The model is built on carbon footprint methodology, but we recognize the need for clear consensus and further development in existing methodologies. It is important to note that as with any model, its results are driven by the assumptions used. Key assumptions used in the illustrative analysis include:
- Time-period used, defined as the span of the average working lifetime of a Swedish individual
- Sustainable investments, defined as investment funds that do not include companies with significant fossil exposure
- Traditional investments, defined as a selected global passive equity fund and its corresponding weights in companies with significant fossil exposure
- Emission levels, defined as scope 1 and 2 of the companies with significant fossil exposure
- Amount invested, defined by statistics on the average Swedish salary level and savings proportions
- Average annual return, defined by the selected global passive equity fund
Given the interest in our illustrative analysis, as well as some of the related critique, we have asked for a peer review of the calculations. We have also taken a closer look at the model and undertaken sensitivity analysis changing the variables and assumptions in both directions. The range of results from this sensitivity analysis span within the stated factor of 27 times as being more effective in tackling the carbon footprint of financial assets than the other four comparison activities.
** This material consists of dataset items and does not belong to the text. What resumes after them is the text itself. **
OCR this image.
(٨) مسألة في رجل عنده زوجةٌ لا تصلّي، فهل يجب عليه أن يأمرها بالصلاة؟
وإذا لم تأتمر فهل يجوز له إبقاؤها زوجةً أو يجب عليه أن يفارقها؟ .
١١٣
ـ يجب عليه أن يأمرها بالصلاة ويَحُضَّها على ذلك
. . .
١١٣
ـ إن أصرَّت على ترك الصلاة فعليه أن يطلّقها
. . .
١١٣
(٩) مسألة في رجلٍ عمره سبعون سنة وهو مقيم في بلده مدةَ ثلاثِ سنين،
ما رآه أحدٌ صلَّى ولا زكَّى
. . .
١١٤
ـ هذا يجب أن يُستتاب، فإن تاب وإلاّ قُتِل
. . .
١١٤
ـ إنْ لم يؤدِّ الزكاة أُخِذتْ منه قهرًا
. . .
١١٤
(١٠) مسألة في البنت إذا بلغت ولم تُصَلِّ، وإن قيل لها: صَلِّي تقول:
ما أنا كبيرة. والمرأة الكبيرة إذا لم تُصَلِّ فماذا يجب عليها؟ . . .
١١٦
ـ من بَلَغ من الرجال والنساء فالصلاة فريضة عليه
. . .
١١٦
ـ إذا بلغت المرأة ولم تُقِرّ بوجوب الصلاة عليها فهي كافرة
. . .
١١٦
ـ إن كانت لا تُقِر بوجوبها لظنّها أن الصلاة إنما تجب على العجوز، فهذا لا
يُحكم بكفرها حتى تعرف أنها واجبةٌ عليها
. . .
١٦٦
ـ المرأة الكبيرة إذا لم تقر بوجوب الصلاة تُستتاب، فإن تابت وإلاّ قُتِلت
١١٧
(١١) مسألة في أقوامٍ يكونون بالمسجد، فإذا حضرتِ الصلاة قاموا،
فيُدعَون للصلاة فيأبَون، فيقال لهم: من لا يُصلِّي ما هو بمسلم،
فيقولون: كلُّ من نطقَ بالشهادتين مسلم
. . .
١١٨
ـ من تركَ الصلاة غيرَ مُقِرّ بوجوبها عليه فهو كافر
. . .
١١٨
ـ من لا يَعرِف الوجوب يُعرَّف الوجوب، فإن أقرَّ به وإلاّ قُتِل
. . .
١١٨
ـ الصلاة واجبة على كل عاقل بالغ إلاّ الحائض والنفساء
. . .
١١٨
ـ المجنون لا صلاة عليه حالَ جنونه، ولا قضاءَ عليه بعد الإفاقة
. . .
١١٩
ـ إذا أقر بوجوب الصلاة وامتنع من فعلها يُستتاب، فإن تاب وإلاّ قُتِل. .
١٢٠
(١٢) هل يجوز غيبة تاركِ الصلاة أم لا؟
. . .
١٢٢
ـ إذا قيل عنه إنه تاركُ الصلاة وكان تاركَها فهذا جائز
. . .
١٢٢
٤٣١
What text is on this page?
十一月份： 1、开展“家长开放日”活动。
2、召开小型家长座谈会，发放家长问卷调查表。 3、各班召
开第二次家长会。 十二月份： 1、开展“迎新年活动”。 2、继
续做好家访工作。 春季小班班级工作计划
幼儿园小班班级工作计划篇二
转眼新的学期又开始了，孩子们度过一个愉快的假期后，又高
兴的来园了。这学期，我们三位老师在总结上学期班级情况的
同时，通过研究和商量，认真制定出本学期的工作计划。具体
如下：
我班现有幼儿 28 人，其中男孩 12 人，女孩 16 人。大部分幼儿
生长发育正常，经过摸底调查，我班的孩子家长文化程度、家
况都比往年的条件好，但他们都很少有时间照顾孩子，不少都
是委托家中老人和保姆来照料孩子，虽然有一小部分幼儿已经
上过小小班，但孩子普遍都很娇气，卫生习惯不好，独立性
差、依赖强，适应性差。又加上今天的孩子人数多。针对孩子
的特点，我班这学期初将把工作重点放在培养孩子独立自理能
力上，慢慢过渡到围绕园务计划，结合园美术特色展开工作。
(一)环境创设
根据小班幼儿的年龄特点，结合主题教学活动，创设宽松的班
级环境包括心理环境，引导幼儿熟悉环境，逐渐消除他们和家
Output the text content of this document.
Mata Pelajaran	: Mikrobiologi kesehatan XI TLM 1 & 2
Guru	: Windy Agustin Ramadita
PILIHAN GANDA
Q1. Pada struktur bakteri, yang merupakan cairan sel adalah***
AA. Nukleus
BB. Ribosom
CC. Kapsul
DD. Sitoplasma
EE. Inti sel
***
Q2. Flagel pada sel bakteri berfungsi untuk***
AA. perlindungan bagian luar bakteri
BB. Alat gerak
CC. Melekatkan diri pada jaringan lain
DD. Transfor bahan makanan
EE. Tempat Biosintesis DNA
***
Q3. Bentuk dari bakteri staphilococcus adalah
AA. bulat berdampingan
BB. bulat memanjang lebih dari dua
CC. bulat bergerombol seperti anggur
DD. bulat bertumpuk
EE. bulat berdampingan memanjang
The peer review, made by Dr. Ben Caldecott, founding Director of the Oxford Sustainable Finance Programme at the University of Oxford Smith School of Enterprise and the Environment, verifies the calculations (but not any of our underlying assumptions). View the statement here (pdf, 66 KB). Having said that, existing methodologies each bear its limitations, which is why we re-iterate the need for further developments and improvements among the investment community.
Here are our several responses to specific questions raised by stakeholders after the publication of our original analysis:
1. How can emissions be reduced by re-allocating capital?
The illustrative analysis shows the improved personal carbon footprint from making changes in investments. Improving the personal carbon footprint in terms of carbon responsibility is not necessarily the same as emission reductions. Changes in the carbon intensity of financial portfolios can change capital flows and impact the cost of capital for a company. Emission reductions can be expected to be achieved as a result of collective efforts from investors over the long-term.
2. Are you comparing apples and oranges?
We understand that comparing the effects on the personal carbon footprint from investments to other activities is unconventional. But as only 12% have made changes to parts of their savings due to climate considerations and the majority believes that investments have a very small impact on the climate, we think it is important to raise awareness. Furthermore, although the climate impact from investments can be argued to not have a direct effect, there are reasons to argue why other activities are contributing to the climate indirectly as well. Take for example consuming less meat or flying less. In the former, emissions from the produced meat have already been caused, suggesting that the impact can be argued to be indirect over the long-term if many people act in the same way. With the latter, the airplane will most likely take off and emit regardless of whether you cancel your flight ticket or not, so the effect here is arguably also indirect and dependent on collective efforts. Compared to re-allocating investments from companies with significant fossil exposure, the stock ownership is transferred which can then also contribute indirectly using the same concept of thinking. Finally, other studies make more dramatic comparisons – such as having less children – as a way to combat climate change. Our illustrative analysis is another way to look at carbon footprint using different comparisons.
3. Can I continue driving my car if I save sustainably?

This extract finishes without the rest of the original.